The justices are scheduled to consider the petitions for hearing oral arguments in Kristina Box, Commissioner, Indiana Department of Health et al. v. Planned Parenthood of Indiana and Kentucky, Inc., et al., 18-483, which centers on the abortion restrictions imposed by House Enrolled Act 1337, and Larry W. Newton, Jr. v. Indiana, 17-1511, which questions the constitutionality of imposing a life sentence on a juvenile. This will be the first time Indiana’s writ of certiorari for its abortion law will be reviewed and the fourth time the Newton petition has been distributed for conference.
Consideration of Indiana’s abortion law comes less than a month after Justice Clarence Thomas issued a fiery dissent when the majority of the court declined to hear cases from Kansas and Louisiana over whether states could cut Medicaid funding to Planned Parenthood. Justices Samuel Alito, Jr., and Neil Gorsuch joined the dissent.
Indiana’s abortion law, signed by then-Gov. Mick Pence in 2016, was immediately challenged by Planned Parenthood of Indiana and Kentucky. The law requires fetal remains to either be buried or cremated and bans women from terminating their pregnancies because of certain genetic predispositions such as gender, race and disability.

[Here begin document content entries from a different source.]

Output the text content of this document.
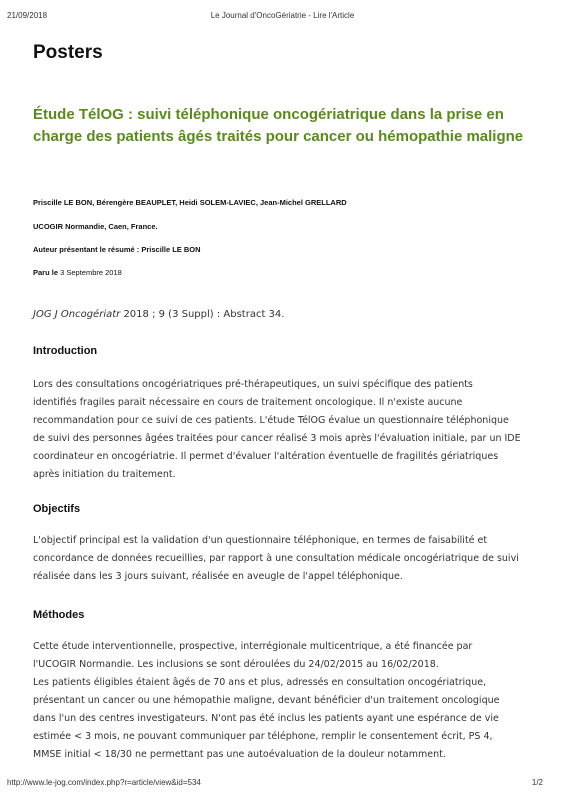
21/09/2018	Le Journal d'OncoGériatrie - Lire l'Article
Posters
Étude TélOG : suivi téléphonique oncogériatrique dans la prise en charge des patients âgés traités pour cancer ou hémopathie maligne
Priscille LE BON, Bérengère BEAUPLET, Heidi SOLEM-LAVIEC, Jean-Michel GRELLARD
UCOGIR Normandie, Caen, France.
Auteur présentant le résumé : Priscille LE BON
Paru le 3 Septembre 2018
JOG J Oncogériatr 2018 ; 9 (3 Suppl) : Abstract 34.
Introduction
Lors des consultations oncogériatriques pré-thérapeutiques, un suivi spécifique des patients
identifiés fragiles parait nécessaire en cours de traitement oncologique. Il n'existe aucune
recommandation pour ce suivi de ces patients. L'étude TélOG évalue un questionnaire téléphonique
de suivi des personnes âgées traitées pour cancer réalisé 3 mois après l'évaluation initiale, par un IDE
coordinateur en oncogériatrie. Il permet d'évaluer l'altération éventuelle de fragilités gériatriques
après initiation du traitement.
Objectifs
L'objectif principal est la validation d'un questionnaire téléphonique, en termes de faisabilité et
concordance de données recueillies, par rapport à une consultation médicale oncogériatrique de suivi
réalisée dans les 3 jours suivant, réalisée en aveugle de l'appel téléphonique.
Méthodes
Cette étude interventionnelle, prospective, interrégionale multicentrique, a été financée par
l'UCOGIR Normandie. Les inclusions se sont déroulées du 24/02/2015 au 16/02/2018.
Les patients éligibles étaient âgés de 70 ans et plus, adressés en consultation oncogériatrique,
présentant un cancer ou une hémopathie maligne, devant bénéficier d'un traitement oncologique
dans l'un des centres investigateurs. N'ont pas été inclus les patients ayant une espérance de vie
estimée < 3 mois, ne pouvant communiquer par téléphone, remplir le consentement écrit, PS 4,
MMSE initial < 18/30 ne permettant pas une autoévaluation de la douleur notamment.
http://www.le-jog.com/index.php?r=article/view&id=534	1/2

The U.S. District Court for the Southern District of Indiana found the law to be unconstitutional https://www.theindianalawyer.com/articles/43268-federal-judge-blocks-another-indiana-abortion-regulation and the 7th Circuit Court of Appeals affirmed. However, Judge Daniel Manion dissented with majority on the fetal remains provision and argued the state has an interest in “recognizing the dignity and humanity of the unborn child.”
Indiana filed a petition for writ of certiorari with the U.S. Supreme Court Oct. 12, 2018, and a reply brief Dec. 18, 2018. Groups that oppose abortion rights, including Americans United for Life, Susan B. Anthony List and Pro-Life Legal Defense Fund, have filed petitions urging the Supreme Court to take the case.
The petition in the Newton case comes directly from the Indiana Court of Appeals after the Indiana Supreme Court declined transfer.
As a 17-year-old, Larry Newton pleaded guilty in 1994 to killing a 19-year-old Ball State University and accepted a sentence of life without parole in exchange for the state dropping the death penalty. In 2013, Newton filed for post-conviction relief, arguing his life sentence imposed when he was a juvenile violates the Eighth Amendments prohibitions against cruel and unusual punishment.
He cites Miller v. Alabama, 567 U.S. 460 (2012) and, his petition asserts the U.S. Supreme Court “imposed a flat prohibition against the mandatory imposition” of life sentences on juvenile offenders. However, Indiana counters the Hoosier state courts had held Miller applies only when sentencing is mandatory. In Newton, the judge had the discretion to accept or reject the plea agreement and, in fact, held an evidentiary hearing examining the appropriateness of the life without parole sentence.
According to the Supreme Court rules, four of the nine justices must vote to accept a case.